The optimism was rising in the September quarter of last year and hit a peak of 91 per cent for the first quarter of 2018, information services company Dun and Bradstreet said in the report, adding it has slipped by 6.6 per cent to 85 per cent for the second quarter of the calendar year.
The report said the survey of companies was conducted in March, when the bank fraud cases had already erupted on the scene and added that the frauds and scams came at an “inopportune” time when the state-run lenders were already fighting the non-performing asset (NPA) menace.
On the fiscal deficit front, the overshooting of the FY18 and budgeting for an elevated target for the next fiscal year have led to increased borrowing by the government, the report said, stressing on the need for the government to fix its own balance sheet along with that of the state-run banks.

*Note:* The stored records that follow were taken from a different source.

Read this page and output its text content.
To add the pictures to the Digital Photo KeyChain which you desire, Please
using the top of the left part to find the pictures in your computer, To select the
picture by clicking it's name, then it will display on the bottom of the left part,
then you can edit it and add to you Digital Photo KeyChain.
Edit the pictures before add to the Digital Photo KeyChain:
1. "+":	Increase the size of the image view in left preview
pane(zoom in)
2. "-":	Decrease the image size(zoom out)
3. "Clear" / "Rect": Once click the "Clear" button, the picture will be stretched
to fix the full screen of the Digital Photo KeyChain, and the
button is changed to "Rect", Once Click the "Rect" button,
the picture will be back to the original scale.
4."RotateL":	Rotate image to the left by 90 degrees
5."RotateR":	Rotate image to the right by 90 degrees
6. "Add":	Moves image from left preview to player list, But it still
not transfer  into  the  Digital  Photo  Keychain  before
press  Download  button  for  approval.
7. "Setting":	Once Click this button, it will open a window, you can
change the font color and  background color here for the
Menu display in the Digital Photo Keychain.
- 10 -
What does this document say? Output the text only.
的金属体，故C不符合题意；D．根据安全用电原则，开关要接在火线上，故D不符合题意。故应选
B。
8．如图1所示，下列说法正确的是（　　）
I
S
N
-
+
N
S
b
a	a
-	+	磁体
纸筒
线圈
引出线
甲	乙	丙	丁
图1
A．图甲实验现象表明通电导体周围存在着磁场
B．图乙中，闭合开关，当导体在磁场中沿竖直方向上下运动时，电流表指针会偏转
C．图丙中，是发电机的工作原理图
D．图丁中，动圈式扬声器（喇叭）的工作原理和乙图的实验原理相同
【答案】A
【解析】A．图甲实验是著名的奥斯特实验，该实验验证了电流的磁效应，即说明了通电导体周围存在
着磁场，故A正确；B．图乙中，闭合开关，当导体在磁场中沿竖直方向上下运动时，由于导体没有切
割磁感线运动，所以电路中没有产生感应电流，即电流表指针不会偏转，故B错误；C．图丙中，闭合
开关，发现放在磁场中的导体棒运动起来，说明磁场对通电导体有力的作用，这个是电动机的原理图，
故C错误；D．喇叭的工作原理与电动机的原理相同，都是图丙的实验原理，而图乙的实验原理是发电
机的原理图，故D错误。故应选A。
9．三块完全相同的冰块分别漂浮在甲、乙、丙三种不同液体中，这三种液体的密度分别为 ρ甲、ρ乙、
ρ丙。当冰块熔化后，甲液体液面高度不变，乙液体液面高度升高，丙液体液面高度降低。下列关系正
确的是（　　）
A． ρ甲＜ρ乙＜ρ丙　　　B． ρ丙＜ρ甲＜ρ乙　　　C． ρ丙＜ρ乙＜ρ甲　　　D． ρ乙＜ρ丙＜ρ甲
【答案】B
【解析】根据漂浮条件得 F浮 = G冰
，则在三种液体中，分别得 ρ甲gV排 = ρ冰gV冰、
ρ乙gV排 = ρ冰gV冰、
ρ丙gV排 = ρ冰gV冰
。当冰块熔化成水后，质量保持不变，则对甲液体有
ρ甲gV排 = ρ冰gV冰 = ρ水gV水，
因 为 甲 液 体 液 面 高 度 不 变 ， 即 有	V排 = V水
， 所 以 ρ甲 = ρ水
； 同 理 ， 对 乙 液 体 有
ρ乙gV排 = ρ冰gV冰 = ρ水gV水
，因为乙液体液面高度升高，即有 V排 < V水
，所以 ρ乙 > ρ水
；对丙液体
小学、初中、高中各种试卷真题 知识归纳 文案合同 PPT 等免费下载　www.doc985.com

Other factors such as the squeeze on low-cost trade finance due to the discontinuation of the letter of understanding following the PNB scam, rising protectionism in the US which is making the exporters nervous and widening of current account deficit have also led to concerns, it said.
“All the above factors might have impacted the sentiment of India Inc as business optimism index witnessed a decline from last quarter,” the report said.
However, when compared with the same period last year, the optimism index has grown by 7.6 per cent, it added.
On a sectoral basis, the intermediate goods sector emerged as the most optimistic, while the construction sector the least optimist.
There was a two percentage point decline in the number of people expecting an increase in sale, five percentage point decline in those expecting an increase in net profits and a three percentage point decline in the number of people who feel their order book will be growing.